Get ready for the next big thing. Or things. Or the evolution of the current next big thing.
Whatever the label, the idea is that the widespread trend of people bringing their devices to work (BYOD) is evolving. As is usually the case, the next iterations of a truly big idea are more refined and subtle.
So far, there seem to be two major follow-on trends. One is extending BYOD to include employee use of their own applications (naturally, BYOA) and an approach in which the company retains ownership of devices, but lets employees bring their own apps.
BYOA, according to Edwin Schouten, IBM’s Cloud Services Leader for Global Technology Services in its Benelux region, sees many positives. Joe McKendrick at ZDNet writes that Schouten thinks BYOA cuts costs, reduces training requirements since users already are familiar with their apps and it will be relatively easy to integrate the apps into the organization’s IT infrastructure.
The BYOA trend also is getting traction in Europe. The Telegraph takes a look at the issue. The familiar names of the applications are the best case for the idea that consumer apps will invade the enterprise, whether IT likes it or not. Indeed, this is being driven by users and, in that way, is very similar to the original impetus of BYOD. In both cases, common entities (devices in one cases, platforms in the other) formed an unstoppable wave of change.
Here is how The Telegraph describes BYOA:
Bring or choose, the trend is for employees to use such tools for storage note-taking and free apps such as Skype for voice communications. The numbers are already impressive. Yammer has more than five million corporate users, Google apps has 40 million active users and Dropbox has more than 50 million users.
The alternatives quickly multiply once the established paradigm — in which everything is owned locked, stock and barrel by the organization — is broken.
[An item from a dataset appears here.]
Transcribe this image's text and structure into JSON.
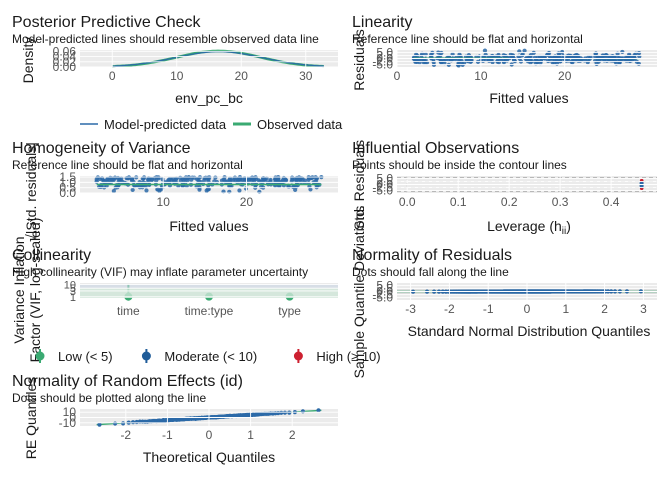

For instance, ReadWrite Enterprise has a story on another new approach called Corporate Owned Personally Enabled (COPE). In this scenario, the device itself is owned by the organization, but apps come from the employee. This is how Ben Profitt explains this approach:
COPE essentially works like this: the organization buys the device and still owns it, but the employee is allowed, within reason, to install the applications they want on the device, be it smartphone or traditional computer.
BYOD is old news to many folks. It is, however, a concept with which many organizations still struggle. The bottom line is that there are twists and turns — and even newer things to deal with — ahead.